XXIV - Em que a senhora Antónia procura encher-se de razão A cunhada do homem da sobrinha da comadre da Sr.a Antónia habitava, como da boca da dita senhora soubemos, defronte de Mr. Richard Whitestone. Era a morada uma pequena casa térrea, a cuja meia porta passava a inquilina metade do tempo, observando ou transmitindo aos outros o resultado das suas observações.
Se o amor de saber define etimologicamente o filósofo, difícil será encontrar algures individualidade tão bem acondicionada para se lhe encabeçar o disputado título como a Sr.a Josefinha da Água-Benta; que por este nome era a sua graça conhecida em todo o bairro.
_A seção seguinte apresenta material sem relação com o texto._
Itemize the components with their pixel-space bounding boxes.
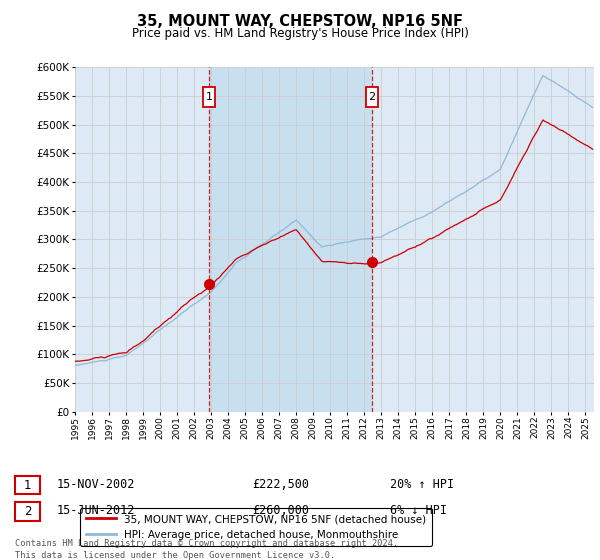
- Text: 20% ↑ HPI: 20% ↑ HPI: [390, 478, 454, 491]
- Text: 2: 2: [24, 505, 31, 518]
- Text: Contains HM Land Registry data © Crown copyright and database right 2024.
This d: Contains HM Land Registry data © Crown c…: [15, 539, 398, 559]
- Text: 15-NOV-2002: 15-NOV-2002: [57, 478, 136, 491]
- Text: 6% ↓ HPI: 6% ↓ HPI: [390, 504, 447, 517]
- Text: 15-JUN-2012: 15-JUN-2012: [57, 504, 136, 517]
- Text: 2: 2: [368, 92, 376, 102]
- Text: Price paid vs. HM Land Registry's House Price Index (HPI): Price paid vs. HM Land Registry's House …: [131, 27, 469, 40]
- Legend: 35, MOUNT WAY, CHEPSTOW, NP16 5NF (detached house), HPI: Average price, detached: 35, MOUNT WAY, CHEPSTOW, NP16 5NF (detac…: [80, 508, 433, 546]
- Bar: [203, 87, 215, 108]
- Text: £222,500: £222,500: [252, 478, 309, 491]
- Text: 35, MOUNT WAY, CHEPSTOW, NP16 5NF: 35, MOUNT WAY, CHEPSTOW, NP16 5NF: [137, 14, 463, 29]
- Text: £260,000: £260,000: [252, 504, 309, 517]
- Bar: [209, 67, 372, 412]
- Text: 1: 1: [24, 479, 31, 492]
- Bar: [366, 87, 378, 108]
- Text: 1: 1: [206, 92, 212, 102]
Era mais que amor de saber o que a possuía; era ânsia, era febre, era delírio!
Às nove horas da manhã do dia seguinte àquele em que entre José Fortunato e Antónia se tramara, in limine, aquela conspiração, de que lavrámos acta, achava-se a diligente criada de Manuel Quintino, inflamada no santo ardor doméstico, à porta da sua conhecida e amiga, no louvável intuito de colher informações a respeito de Carlos Whitestone.
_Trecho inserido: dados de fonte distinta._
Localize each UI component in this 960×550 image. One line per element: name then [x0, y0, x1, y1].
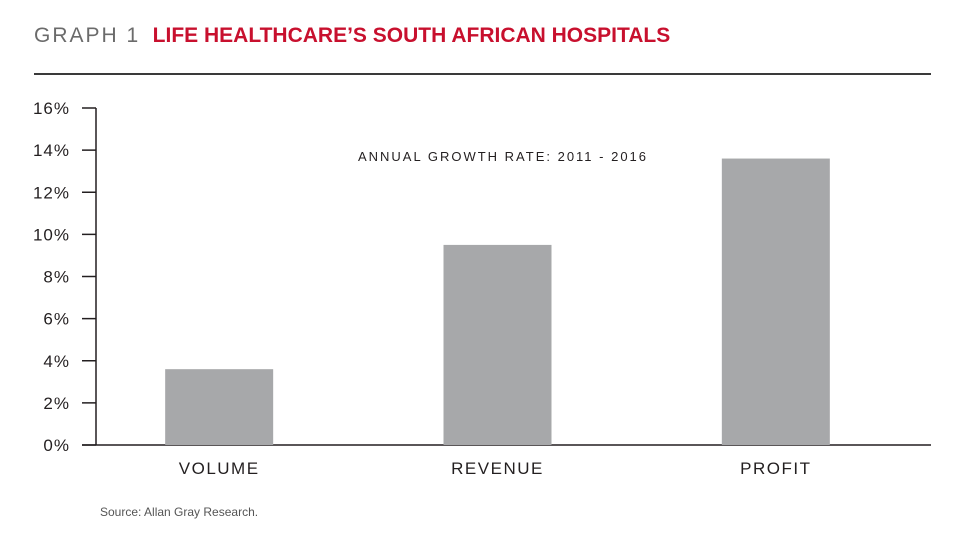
- header-divider: [34, 73, 931, 75]
- x-tick-label: PROFIT: [740, 459, 811, 478]
- y-tick-label: 6%: [43, 310, 70, 329]
- y-tick-label: 4%: [43, 352, 70, 371]
- bar-profit: [721, 158, 830, 446]
- bar-revenue: [443, 244, 552, 445]
- graph-number: GRAPH 1: [34, 24, 141, 47]
- bar-volume: [165, 369, 274, 445]
- y-tick-label: 8%: [43, 268, 70, 287]
- y-tick-label: 0%: [43, 436, 70, 455]
- graph-title: LIFE HEALTHCARE’S SOUTH AFRICAN HOSPITAL…: [152, 24, 671, 47]
- y-ticks: 0% 2% 4% 6% 8% 10% 12% 14% 16%: [33, 99, 96, 455]
- y-tick-label: 10%: [33, 225, 70, 244]
- x-tick-label: VOLUME: [179, 459, 260, 478]
- x-tick-labels: VOLUME REVENUE PROFIT: [179, 459, 811, 478]
- y-tick-label: 16%: [33, 99, 70, 118]
- y-tick-label: 14%: [33, 141, 70, 160]
- source-note: Source: Allan Gray Research.: [100, 505, 259, 519]
- x-tick-label: REVENUE: [451, 459, 544, 478]
- y-tick-label: 2%: [43, 394, 70, 413]
- chart-header: GRAPH 1 LIFE HEALTHCARE’S SOUTH AFRICAN …: [34, 24, 670, 48]
- chart-subtitle: ANNUAL GROWTH RATE: 2011 - 2016: [358, 149, 648, 164]
- y-tick-label: 12%: [33, 183, 70, 202]
- bars: [165, 158, 830, 446]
– Sr.a Josefinha! – chamou a Sr.a Antónia para dentro de casa, elevando, em desentoado falsete, a voz inclassificável.
– Hui! – respondeu de dentro outra voz, digna de emparelhar com esta.
– Passou bem?
– Mas quem é?
E uma figura de mulher de meia-idade, perfeito tipo de mulher de soalheiro, foi, pouco a pouco, tomando vulto e relevo no vão escuro da porta, e assomou enfim à cancela.
– Ai, pois é vossemecê, Sr.a Antónia? Entre.
– Ai, nada, não entro, que não me posso demorar.
– Então que pressas são essas hoje?
– Bem vê que são nove horas, e preciso de olhar pelo jantar.
– Isso tem muito tempo – disse a Sr.a Josefinha da Água-Benta, encostando-se à cancela; e prosseguiu: – Então quem a trouxe por estes sítios?
– Fui ali adiante a um recado do patrão, e sempre quis bater para saber de si.